NEW YORK ( MainStreet) -- Sign-on bonuses aren't exclusive to credit cards (or pro football players, for that matter), as banks are also increasingly offering select customers free funds to get them to open a checking account.

"Interest rates are so low that bonuses are the new way for financial institutions to entice consumers to bank with them," says Alex Matjanec, co-founder of MyBankTracker.com.
Banks are increasingly offering select customers free funds to get them to open a checking account.

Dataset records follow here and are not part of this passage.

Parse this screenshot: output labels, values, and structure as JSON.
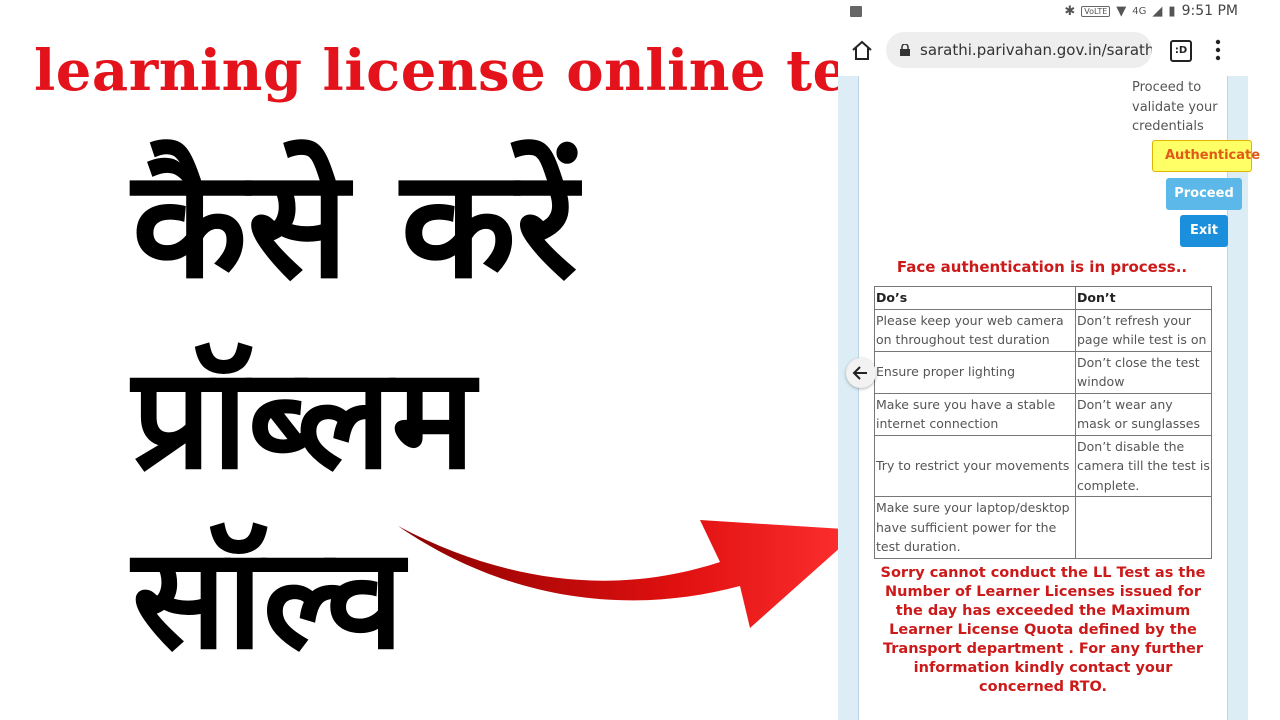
{
  "thumbnail": {
    "title": "learning license online test",
    "hindi_line1": "कैसे करें",
    "hindi_line2": "प्रॉब्लम",
    "hindi_line3": "सॉल्व"
  },
  "status_bar": {
    "network": "VoLTE",
    "signal_label": "4G",
    "time": "9:51 PM"
  },
  "browser": {
    "url": "sarathi.parivahan.gov.in/sarathis",
    "tabs_label": ":D"
  },
  "page": {
    "proceed_note": "Proceed to validate your credentials",
    "authenticate_label": "Authenticate",
    "proceed_label": "Proceed",
    "exit_label": "Exit",
    "face_auth_message": "Face authentication is in process..",
    "rules_table": {
      "headers": [
        "Do’s",
        "Don’t"
      ],
      "rows": [
        [
          "Please keep your web camera on throughout test duration",
          "Don’t refresh your page while test is on"
        ],
        [
          "Ensure proper lighting",
          "Don’t close the test window"
        ],
        [
          "Make sure you have a stable internet connection",
          "Don’t wear any mask or sunglasses"
        ],
        [
          "Try to restrict your movements",
          "Don’t disable the camera till the test is complete."
        ],
        [
          "Make sure your laptop/desktop have sufficient power for the test duration.",
          ""
        ]
      ]
    },
    "error_message": "Sorry cannot conduct the LL Test as the Number of Learner Licenses issued for the day has exceeded the Maximum Learner License Quota defined by the Transport department . For any further information kindly contact your concerned RTO."
  },
  "colors": {
    "title_red": "#e3121b",
    "error_red": "#cc1a1a",
    "authenticate_bg": "#ffff66",
    "proceed_bg": "#5bb8e8",
    "exit_bg": "#1b8fdb"
  }
}
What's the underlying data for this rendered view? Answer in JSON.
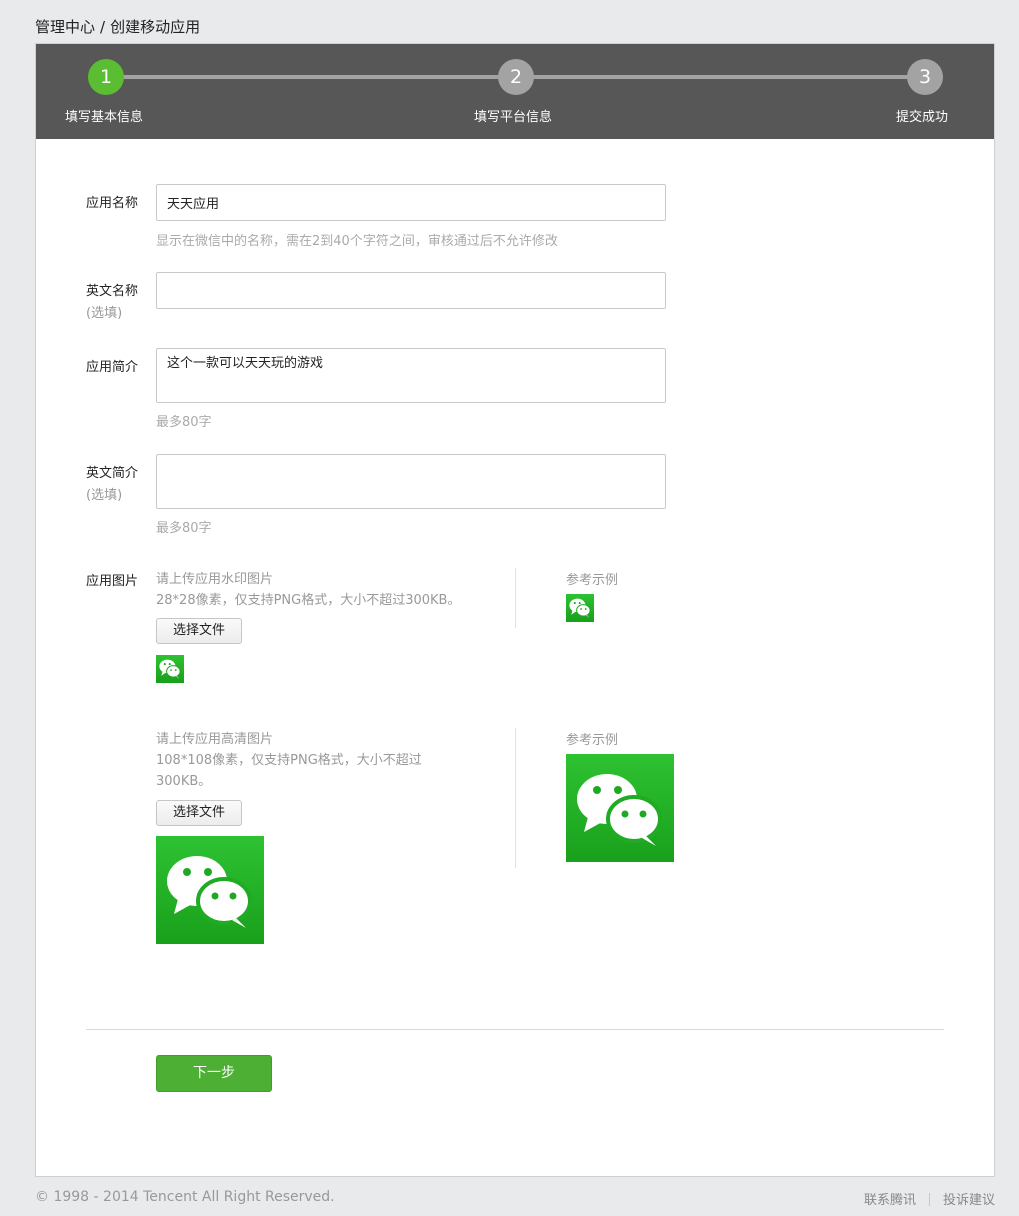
{
  "breadcrumb": {
    "root": "管理中心",
    "separator": "/",
    "current": "创建移动应用"
  },
  "steps": [
    {
      "number": "1",
      "label": "填写基本信息",
      "active": true
    },
    {
      "number": "2",
      "label": "填写平台信息",
      "active": false
    },
    {
      "number": "3",
      "label": "提交成功",
      "active": false
    }
  ],
  "form": {
    "app_name": {
      "label": "应用名称",
      "value": "天天应用",
      "hint": "显示在微信中的名称，需在2到40个字符之间，审核通过后不允许修改"
    },
    "english_name": {
      "label": "英文名称",
      "optional": "(选填)",
      "value": ""
    },
    "app_intro": {
      "label": "应用简介",
      "value": "这个一款可以天天玩的游戏",
      "hint": "最多80字"
    },
    "english_intro": {
      "label": "英文简介",
      "optional": "(选填)",
      "value": "",
      "hint": "最多80字"
    },
    "app_images": {
      "label": "应用图片",
      "watermark": {
        "title": "请上传应用水印图片",
        "spec": "28*28像素，仅支持PNG格式，大小不超过300KB。",
        "button": "选择文件",
        "reference_label": "参考示例"
      },
      "hd": {
        "title": "请上传应用高清图片",
        "spec": "108*108像素，仅支持PNG格式，大小不超过300KB。",
        "button": "选择文件",
        "reference_label": "参考示例"
      }
    },
    "next_button": "下一步"
  },
  "footer": {
    "copyright": "© 1998 - 2014 Tencent All Right Reserved.",
    "links": [
      "联系腾讯",
      "投诉建议"
    ]
  },
  "colors": {
    "step_active": "#5bbd32",
    "step_inactive": "#a3a3a3",
    "stepbar_bg": "#575757",
    "primary_button": "#4db034",
    "wechat_green": "#22b126"
  },
  "icons": {
    "wechat_logo": "wechat-icon"
  }
}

The bonuses typically range between $100 and $150, but similarly to credit card sign-on bonuses, the funds are usually subject to some restrictions buried in the fine print. Here's what you need to know before taking a bank up on the deal:

They're only worth pursuing if you plan on actually banking with the institution.
Checking account sign-on bonuses are typically contingent upon you depositing a certain amount of money into your new account, whether it is by transferring funds from an existing account or linking the new account to direct deposit of your paycheck.

While the actual deposit thresholds associated with the bonus aren't always high, choosing to move the minimum usually won't stop you from incurring regular checking account fees. The $5 to $10 monthly charge means that opening an account just to get some quick cash probably isn't going to pay off in the long term, especially since closing the account shortly after opening it isn't really an option either.

Matjanec says most banks will rescind the bonus if you close the account before a certain period, usually from 90 to 180 days, and will even dock you with an existing early checking account closing fee to boot.

"Not only will you lose the deal, but you could get hit with a $30-plus fee and wind up losing money," Matjanec says.